As recentes eleições para o Senado norte-americano, a 5 de Janeiro de 2021, no estado da Geórgia, parecem ditar o fim de um longo processo eleitoral e de um ciclo de poder do Partido Republicano.

A vitória do pastor Raphel Warnock (o primeiro senador negro eleito neste estado) e de Jon Ossoff (o mais novo senador eleito, desde Biden, em 1973) assegura que a Câmara Alta do sistema biparlamentar estadunidense passe a ser composta por um número igual de senadores democratas e republicanos (50-50). Este empate técnico é ultrapassado pelo voto do líder do Senado, o vice-presidente do país. O poder de decisão confiado, então, a Kamala Harris marca o novo amanhecer democrata.

Ao longo dos anos, a Geórgia revelou-se um território ardiloso para o Partido Democrata. Com apenas pouco mais de 10 mil votos de diferença, Joe Biden conseguiu assegurar a primeira vitória numas presidenciais desde 1992, ano em Bill Clinton conseguiu o mesmo feito. A vitória azul, num estado classicamente vermelho, torna, indubitavelmente, o resultado de 5 de Janeiro mais notório.

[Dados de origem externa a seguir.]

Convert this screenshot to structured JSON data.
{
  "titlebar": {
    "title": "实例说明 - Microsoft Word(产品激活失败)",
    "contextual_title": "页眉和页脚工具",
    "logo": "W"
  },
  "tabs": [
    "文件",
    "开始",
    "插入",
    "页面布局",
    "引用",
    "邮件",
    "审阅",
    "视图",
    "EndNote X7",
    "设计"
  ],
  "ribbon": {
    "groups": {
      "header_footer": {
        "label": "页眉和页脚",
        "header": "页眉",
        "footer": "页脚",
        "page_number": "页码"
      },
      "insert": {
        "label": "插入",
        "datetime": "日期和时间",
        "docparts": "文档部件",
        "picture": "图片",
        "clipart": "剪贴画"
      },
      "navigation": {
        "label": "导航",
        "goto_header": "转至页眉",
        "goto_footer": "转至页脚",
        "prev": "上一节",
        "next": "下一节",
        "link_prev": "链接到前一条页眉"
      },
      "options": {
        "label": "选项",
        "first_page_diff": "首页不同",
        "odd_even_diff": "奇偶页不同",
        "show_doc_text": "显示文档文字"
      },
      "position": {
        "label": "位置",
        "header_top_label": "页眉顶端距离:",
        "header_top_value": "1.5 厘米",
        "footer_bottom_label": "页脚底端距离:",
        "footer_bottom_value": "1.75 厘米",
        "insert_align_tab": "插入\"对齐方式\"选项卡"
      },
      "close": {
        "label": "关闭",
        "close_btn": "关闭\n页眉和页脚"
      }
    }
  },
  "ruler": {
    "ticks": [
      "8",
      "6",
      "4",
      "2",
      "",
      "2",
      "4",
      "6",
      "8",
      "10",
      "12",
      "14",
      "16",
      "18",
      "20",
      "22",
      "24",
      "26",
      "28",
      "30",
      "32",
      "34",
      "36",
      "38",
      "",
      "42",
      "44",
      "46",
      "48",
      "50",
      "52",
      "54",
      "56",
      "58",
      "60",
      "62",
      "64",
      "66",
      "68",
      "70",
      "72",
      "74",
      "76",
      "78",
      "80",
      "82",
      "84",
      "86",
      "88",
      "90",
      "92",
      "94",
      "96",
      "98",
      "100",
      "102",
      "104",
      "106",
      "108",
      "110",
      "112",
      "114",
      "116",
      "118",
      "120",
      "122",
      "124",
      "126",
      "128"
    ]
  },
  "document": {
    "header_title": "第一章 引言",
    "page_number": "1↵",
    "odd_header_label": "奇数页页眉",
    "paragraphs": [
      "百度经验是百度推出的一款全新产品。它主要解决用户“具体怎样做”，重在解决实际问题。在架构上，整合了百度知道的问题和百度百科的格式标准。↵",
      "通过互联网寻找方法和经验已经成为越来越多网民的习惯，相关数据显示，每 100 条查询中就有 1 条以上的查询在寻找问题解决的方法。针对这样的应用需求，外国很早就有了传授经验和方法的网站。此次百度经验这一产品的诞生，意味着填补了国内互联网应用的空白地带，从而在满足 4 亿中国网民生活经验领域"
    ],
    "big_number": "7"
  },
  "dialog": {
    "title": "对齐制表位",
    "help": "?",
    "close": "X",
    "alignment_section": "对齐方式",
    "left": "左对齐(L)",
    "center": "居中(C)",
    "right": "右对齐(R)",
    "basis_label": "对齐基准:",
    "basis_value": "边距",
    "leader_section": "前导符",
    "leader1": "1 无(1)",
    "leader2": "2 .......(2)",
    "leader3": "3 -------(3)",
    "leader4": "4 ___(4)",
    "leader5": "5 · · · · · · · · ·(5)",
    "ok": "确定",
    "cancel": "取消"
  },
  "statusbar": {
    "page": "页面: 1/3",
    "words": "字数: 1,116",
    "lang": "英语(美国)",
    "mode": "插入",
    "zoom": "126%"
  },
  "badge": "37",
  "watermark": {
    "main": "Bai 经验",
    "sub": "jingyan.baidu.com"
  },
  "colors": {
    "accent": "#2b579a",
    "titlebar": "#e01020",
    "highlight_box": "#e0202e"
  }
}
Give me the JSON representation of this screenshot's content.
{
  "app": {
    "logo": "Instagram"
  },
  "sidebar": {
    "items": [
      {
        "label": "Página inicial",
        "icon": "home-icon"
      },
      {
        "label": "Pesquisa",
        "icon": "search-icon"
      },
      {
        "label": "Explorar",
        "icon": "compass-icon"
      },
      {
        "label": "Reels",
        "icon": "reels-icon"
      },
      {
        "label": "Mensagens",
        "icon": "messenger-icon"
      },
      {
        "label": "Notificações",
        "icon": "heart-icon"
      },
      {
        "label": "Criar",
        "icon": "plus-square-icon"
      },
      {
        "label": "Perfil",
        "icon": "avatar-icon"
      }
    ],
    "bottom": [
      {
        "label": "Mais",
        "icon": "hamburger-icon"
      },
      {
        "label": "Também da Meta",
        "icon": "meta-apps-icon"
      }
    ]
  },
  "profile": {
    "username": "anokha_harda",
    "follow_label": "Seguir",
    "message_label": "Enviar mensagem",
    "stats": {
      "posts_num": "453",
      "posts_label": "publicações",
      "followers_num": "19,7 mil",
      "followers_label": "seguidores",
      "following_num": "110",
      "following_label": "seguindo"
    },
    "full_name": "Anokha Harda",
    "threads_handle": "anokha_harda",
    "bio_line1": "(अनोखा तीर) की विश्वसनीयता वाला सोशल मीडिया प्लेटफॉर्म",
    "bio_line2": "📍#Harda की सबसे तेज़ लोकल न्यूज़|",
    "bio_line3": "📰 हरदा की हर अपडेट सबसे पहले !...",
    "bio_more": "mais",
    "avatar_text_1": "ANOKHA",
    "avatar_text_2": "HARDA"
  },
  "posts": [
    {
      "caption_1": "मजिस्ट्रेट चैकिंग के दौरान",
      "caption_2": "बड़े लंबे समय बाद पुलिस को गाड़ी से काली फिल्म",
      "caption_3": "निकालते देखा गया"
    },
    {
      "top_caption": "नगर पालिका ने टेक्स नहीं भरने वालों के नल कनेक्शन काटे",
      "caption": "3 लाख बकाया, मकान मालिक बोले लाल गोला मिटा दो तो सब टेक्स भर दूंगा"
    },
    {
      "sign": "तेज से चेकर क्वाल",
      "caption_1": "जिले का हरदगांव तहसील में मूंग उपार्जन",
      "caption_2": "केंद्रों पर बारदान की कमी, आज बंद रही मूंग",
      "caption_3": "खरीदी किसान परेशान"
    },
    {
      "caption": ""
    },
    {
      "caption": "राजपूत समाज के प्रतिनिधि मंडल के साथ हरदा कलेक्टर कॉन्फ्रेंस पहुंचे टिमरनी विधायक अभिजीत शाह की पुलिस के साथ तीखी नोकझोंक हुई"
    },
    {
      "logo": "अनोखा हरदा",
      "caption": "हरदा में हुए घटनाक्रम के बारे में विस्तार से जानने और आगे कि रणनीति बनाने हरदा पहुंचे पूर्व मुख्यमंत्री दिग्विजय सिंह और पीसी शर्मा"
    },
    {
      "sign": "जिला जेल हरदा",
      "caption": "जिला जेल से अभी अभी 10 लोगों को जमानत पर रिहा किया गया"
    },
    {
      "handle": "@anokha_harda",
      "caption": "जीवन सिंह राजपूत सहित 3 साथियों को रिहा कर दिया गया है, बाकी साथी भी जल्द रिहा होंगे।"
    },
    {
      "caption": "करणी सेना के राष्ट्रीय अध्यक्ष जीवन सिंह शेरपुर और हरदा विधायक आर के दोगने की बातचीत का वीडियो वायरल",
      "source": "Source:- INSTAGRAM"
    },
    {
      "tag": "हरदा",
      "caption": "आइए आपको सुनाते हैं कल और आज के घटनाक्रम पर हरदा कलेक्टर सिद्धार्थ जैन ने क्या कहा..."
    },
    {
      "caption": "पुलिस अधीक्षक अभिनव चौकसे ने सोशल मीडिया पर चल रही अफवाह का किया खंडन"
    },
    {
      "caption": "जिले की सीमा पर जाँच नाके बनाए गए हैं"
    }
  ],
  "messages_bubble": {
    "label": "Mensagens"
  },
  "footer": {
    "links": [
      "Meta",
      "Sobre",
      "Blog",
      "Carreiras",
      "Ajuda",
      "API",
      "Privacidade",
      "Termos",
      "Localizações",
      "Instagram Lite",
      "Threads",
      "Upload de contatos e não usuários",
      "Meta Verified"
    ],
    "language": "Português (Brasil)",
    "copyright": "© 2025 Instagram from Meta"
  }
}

Mais curioso ainda é que esta abarca, em si, um significado que não se esgota apenas na eleição de Ossoff e Warnock, mas que a ultrapassa. A viragem democrata em 2020 foi produto de uma ampla campanha, com o objectivo de promover uma à ida às urnas, massificada, do eleitorado da Geórgia. Este combate pela salvaguarda democrática tem uma face decisiva. Uma política estadual, tornada heroína nacional: Stacey Abrams.

A história de Stacey confunde-se com a do seu país. A segunda de seis filhos, mudou-se, ainda criança, do Wisconsin, de onde é natural, para Atlanta, na Geórgia, para que os seus pais pudessem tirar um curso superior. Aluna brilhante, percebeu, desde cedo, a diferença da sua condição. O momento que rompeu com a ilusão de que vivia um mundo desprovido de diferenças ocorreu quando foi presenteada com um prémio de mérito estudantil, a ser oferecido numa reunião com o governador da Geórgia. No dia da cerimónia, foi impedida de entrar na residência oficial pelo porteiro, que afirmou que a jovem se equivocara na morada. Stacey percebeu que na cabeça do funcionário seria pouco provável que uma família negra, chegada de autocarro, tivesse uma audiência com o governador. E não se esqueceu.

Os anos passaram e Abrams tornou-se uma advogada conhecida e uma política de convicções fortes. Após servir na Casa dos Representantes do seu estado, pelo Partido Democrata, decidiu candidatar-se ao cargo de governadora, em 2018. Progressista, defensora de políticas socioeconómicas tradicionalmente atribuídas à esquerda, Stacey pretendia, acima de tudo, uma candidatura que representasse os cidadãos da Geórgia, vocalizando os problemas que enfrentavam. Stacey foi a votos contra o republicano Brian Kemp, o secretário-geral da Geórgia, em funções desde 2010.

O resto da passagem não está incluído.